I escaped (to Virginia) from New York just in the nick of time before the threat of Hurricane Sandy led Bloomberg to completely shut things down (a whole day in advance!) in expectation of the looming “Frankenstorm”. Searching for the latest update on the extent of Sandy’s impacts, I noticed an interesting post on statblogs by Dr. Nic: “Which type of error do you prefer?”. She begins:
Mayor Bloomberg is avoiding a Type 2 error
As I write this, Hurricane Sandy is bearing down on the east coast of the United States. Mayor Bloomberg has ordered evacuations from various parts of New York City. All over the region people are stocking up on food and other essentials and waiting for Sandy to arrive. And if Sandy doesn’t turn out to be the worst storm ever, will people be relieved or disappointed? Either way there is a lot of money involved. And more importantly, risk of human injury and death. Will the forecasters be blamed for over-predicting?
Given that my son’s ability to travel back here is on-hold until planes fly again—not to mention that snow is beginning to swirl outside my window,—I definitely hope Bloomberg was erring on the side of caution. However, I think that type 1 and 2 errors should generally be put in terms of the extent and/or direction of errors that are or are not indicated or ruled out by test data. Criticisms of tests very often harp on the dichotomous type 1 and 2 errors, as if a user of tests does not have latitude to infer the extent of discrepancies that are/are not likely. At times, attacks on the “culture of dichotomy” reach fever pitch, and lead some to call for the overthrow of tests altogether (often in favor of confidence intervals), as well as to the creation of task forces seeking to reform if not “ban” statistical tests (which I spoof here).
Dr. Nic continues:
Types of error
There are two ways to get this sort of decision wrong. We can do something and find out it was a waste of time, or we can do nothing and wish that we had done something. In the subject of statistics these are known as Type 1 and Type 2 errors. Teaching about Type 1 and Type 2 errors is quite tricky and students often get confused. Does it REALLY matter if they get them around the wrong way? Possibly not, but what really does matter is that students are aware of their existence.
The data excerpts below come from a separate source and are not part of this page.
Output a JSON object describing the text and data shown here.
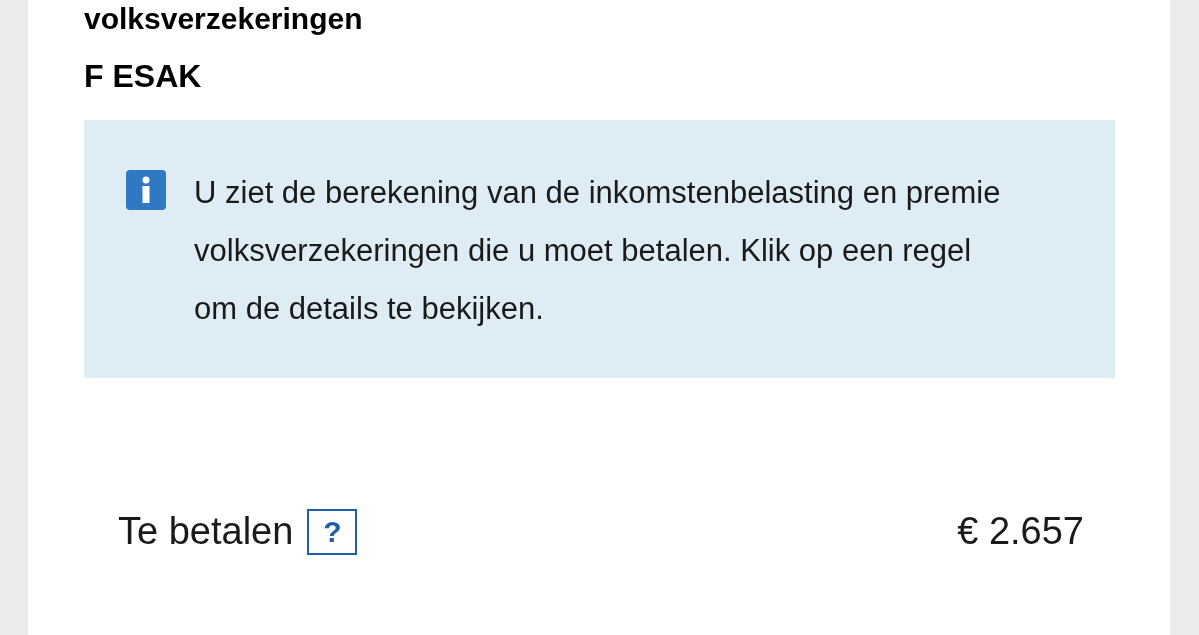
{
  "section_heading": "volksverzekeringen",
  "name": "F ESAK",
  "info": {
    "text": "U ziet de berekening van de inkomstenbelasting en premie volksverzekeringen die u moet betalen. Klik op een regel om de details te bekijken."
  },
  "total": {
    "label": "Te betalen",
    "help": "?",
    "amount": "€ 2.657"
  }
}
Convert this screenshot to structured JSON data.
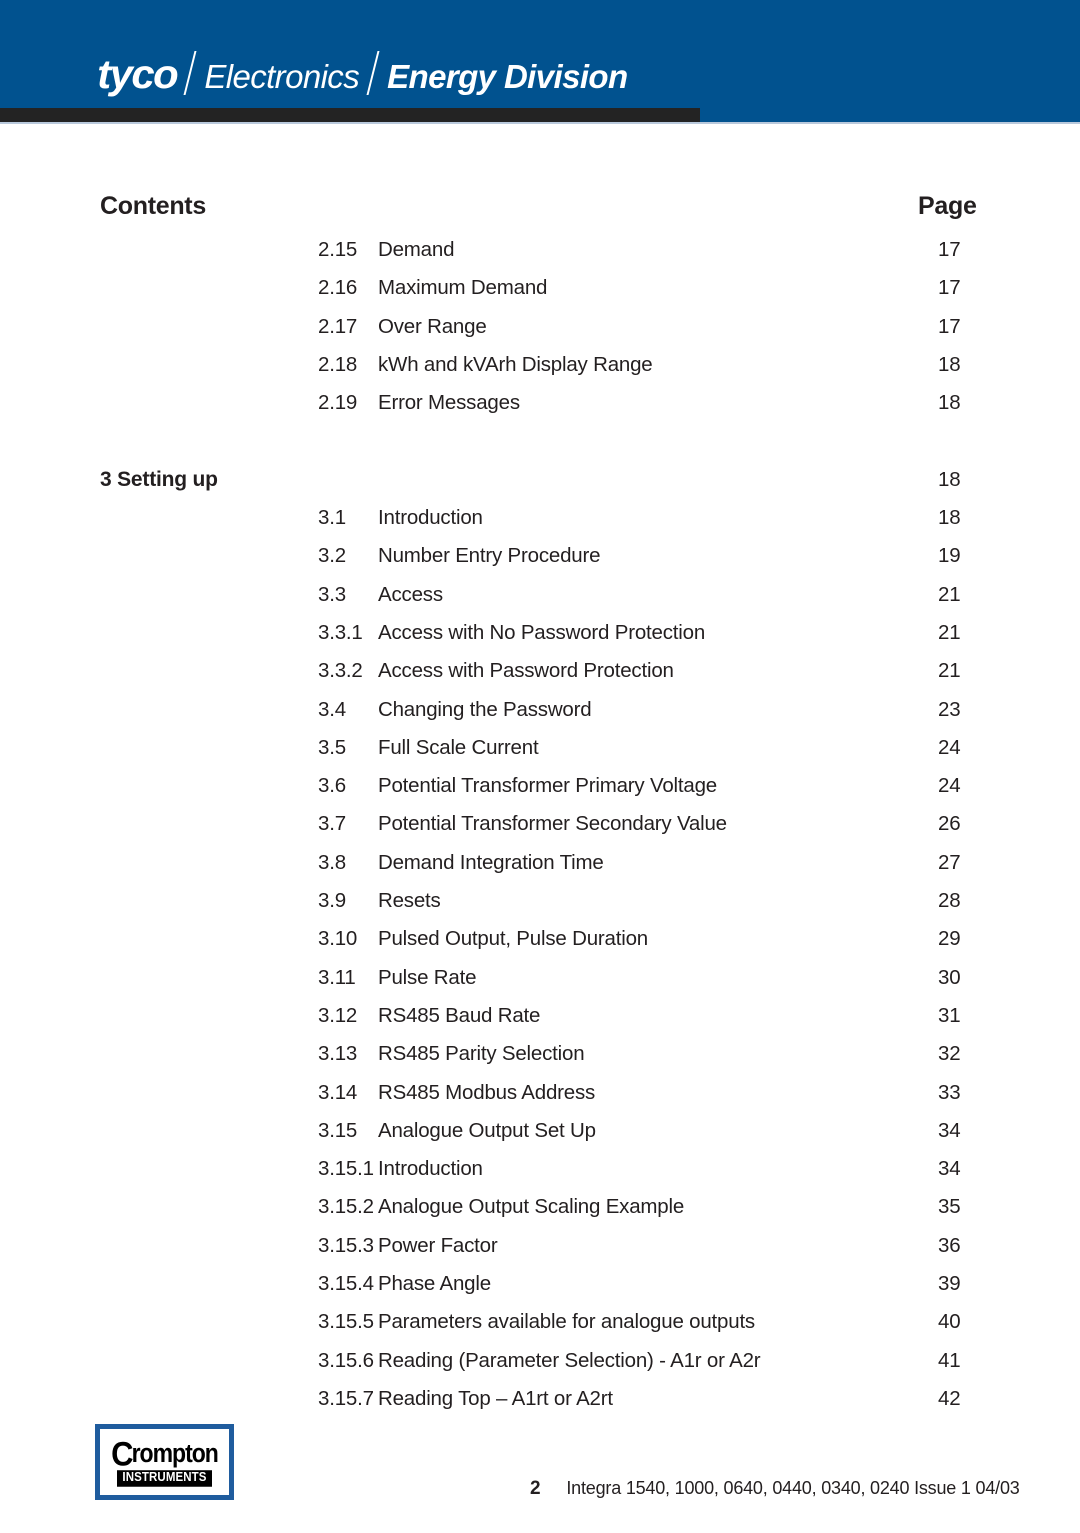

We would love to be able to make decisions under certainty, but most decisions involve uncertainty, or risk. We have to choose between the possibility of taking an opportunity and finding out that it was a mistake, and the possibility of turning down an opportunity and missing out on something.
Granted, in some contexts there may be “acts” associated with test results, e.g., to evacuate or not. But in using tests for finding things out and scrutinizing given evidence, we may wish instead to quantify discrepancies that are ruled out, and with what stringency or severity. (This is related to, yet different from, confidence intervals.) Quantitative errors of interest with storm Sandy might be: inferring (claiming, supposing) that winds will be no greater than 60 miles an hour when they’ll go to 90 or 100. Likewise with erroneous claims about the extent of power loss, flooding, snow etc. That is a much more nuanced construal of tests, and far more appropriate for learning contexts, or so I have argued. But anyway, there are other interesting examples in Dr. Nic’s post, and I do hope she is right in thinking Bloomberg was being precautionary. It surely felt that way yesterday, experiencing the calm before the storm, but much less so now watching Atlantic City under water, and the swaying trees and thickening snowflakes outside my round window.
Pretty clearly, Bloomberg was not underestimating the risks of Sandy! It’s unbelievable to see so much of NYC without power!